Homemade country-style vanilla ice cream
At my home, it wouldn't be the 4th of July without a yummy frozen treat! I love making this no-churn ice cream, because it's simple and doesn't require having to use an ice cream maker.
When I was growing up, my family would always make a gallon of home-churned vanilla ice cream, with an old-fashioned ice cream maker. It seemed like we sat forever taking turns hand-cranking that churn. My poor little arms would feel like rubber before the ice cream would ever get done, but in the end, it would always be so worth it!
Well, times have definitely changed since then. My recipe for country-style vanilla ice cream doesn't require endless hours, or an ice cream churner.
- 1-pint heavy whipping cream, very cold
- 1 (14 ounces) sweetened condensed milk
- 1-teaspoon of pure vanilla extract
Begin by whipping heavy cream until velvety stiff peaks form. Don't whisk the whipping cream too little or too much because you'll end up with runny cream. If this should happen to you, add a small amount of gelatin or cream of tartar to it, and whisk until you get the stiff peaks.

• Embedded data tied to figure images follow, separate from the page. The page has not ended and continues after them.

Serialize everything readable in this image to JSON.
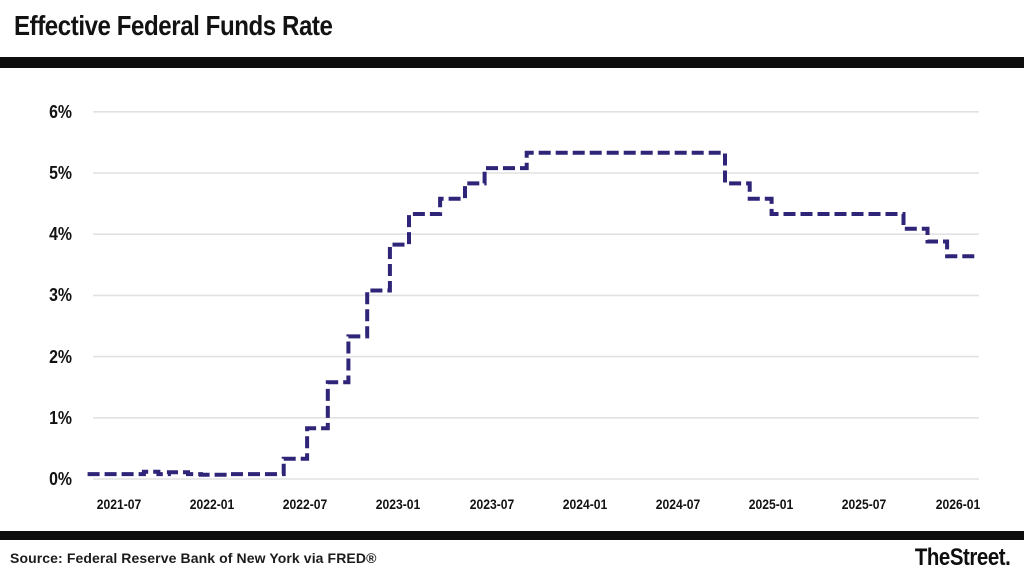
{
  "header": {
    "title": "Effective Federal Funds Rate"
  },
  "footer": {
    "source": "Source: Federal Reserve Bank of New York via FRED®",
    "logo": "TheStreet",
    "logo_dot": "."
  },
  "chart_data": {
    "type": "line",
    "subtype": "step-after",
    "title": "Effective Federal Funds Rate",
    "xlabel": "",
    "ylabel": "",
    "unit": "%",
    "ylim": [
      0,
      6
    ],
    "x_domain": [
      "2021-05-01",
      "2026-02-10"
    ],
    "grid": true,
    "legend_position": "none",
    "line_color": "#2e2478",
    "line_style": "dashed",
    "grid_color": "#e2e2e2",
    "y_ticks": [
      {
        "value": 0,
        "label": "0%"
      },
      {
        "value": 1,
        "label": "1%"
      },
      {
        "value": 2,
        "label": "2%"
      },
      {
        "value": 3,
        "label": "3%"
      },
      {
        "value": 4,
        "label": "4%"
      },
      {
        "value": 5,
        "label": "5%"
      },
      {
        "value": 6,
        "label": "6%"
      }
    ],
    "x_ticks": [
      {
        "t": "2021-07-01",
        "label": "2021-07"
      },
      {
        "t": "2022-01-01",
        "label": "2022-01"
      },
      {
        "t": "2022-07-01",
        "label": "2022-07"
      },
      {
        "t": "2023-01-01",
        "label": "2023-01"
      },
      {
        "t": "2023-07-01",
        "label": "2023-07"
      },
      {
        "t": "2024-01-01",
        "label": "2024-01"
      },
      {
        "t": "2024-07-01",
        "label": "2024-07"
      },
      {
        "t": "2025-01-01",
        "label": "2025-01"
      },
      {
        "t": "2025-07-01",
        "label": "2025-07"
      },
      {
        "t": "2026-01-01",
        "label": "2026-01"
      }
    ],
    "series": [
      {
        "name": "Effective Federal Funds Rate (%)",
        "points": [
          [
            "2021-05-01",
            0.08
          ],
          [
            "2021-08-20",
            0.12
          ],
          [
            "2021-09-18",
            0.08
          ],
          [
            "2021-10-08",
            0.11
          ],
          [
            "2021-11-15",
            0.08
          ],
          [
            "2021-12-10",
            0.07
          ],
          [
            "2022-02-01",
            0.08
          ],
          [
            "2022-05-20",
            0.33
          ],
          [
            "2022-07-05",
            0.83
          ],
          [
            "2022-08-15",
            1.58
          ],
          [
            "2022-09-25",
            2.33
          ],
          [
            "2022-11-01",
            3.08
          ],
          [
            "2022-12-15",
            3.83
          ],
          [
            "2023-01-22",
            4.33
          ],
          [
            "2023-03-22",
            4.58
          ],
          [
            "2023-05-10",
            4.83
          ],
          [
            "2023-06-18",
            5.08
          ],
          [
            "2023-09-09",
            5.33
          ],
          [
            "2024-10-02",
            4.83
          ],
          [
            "2024-11-20",
            4.58
          ],
          [
            "2025-01-02",
            4.33
          ],
          [
            "2025-09-17",
            4.09
          ],
          [
            "2025-11-03",
            3.88
          ],
          [
            "2025-12-11",
            3.64
          ],
          [
            "2026-02-10",
            3.64
          ]
        ]
      }
    ]
  }
}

Now, fold the whipped cream into the sweetened condensed milk, then add in the vanilla extract, and swirl in any add-ins if you prefer.
Immediately spoon the ice cream mixture into a metal buffet pan and place it in the freezer. Now, all that is left to do is wait for four hours for it to set up.
Chocolate and caramel can also be swirled together into vanilla ice cream. In fact, any type of add-ins would be yummy. Just start by making the country-style vanilla ice cream, then proceed with your favorite mix-ins.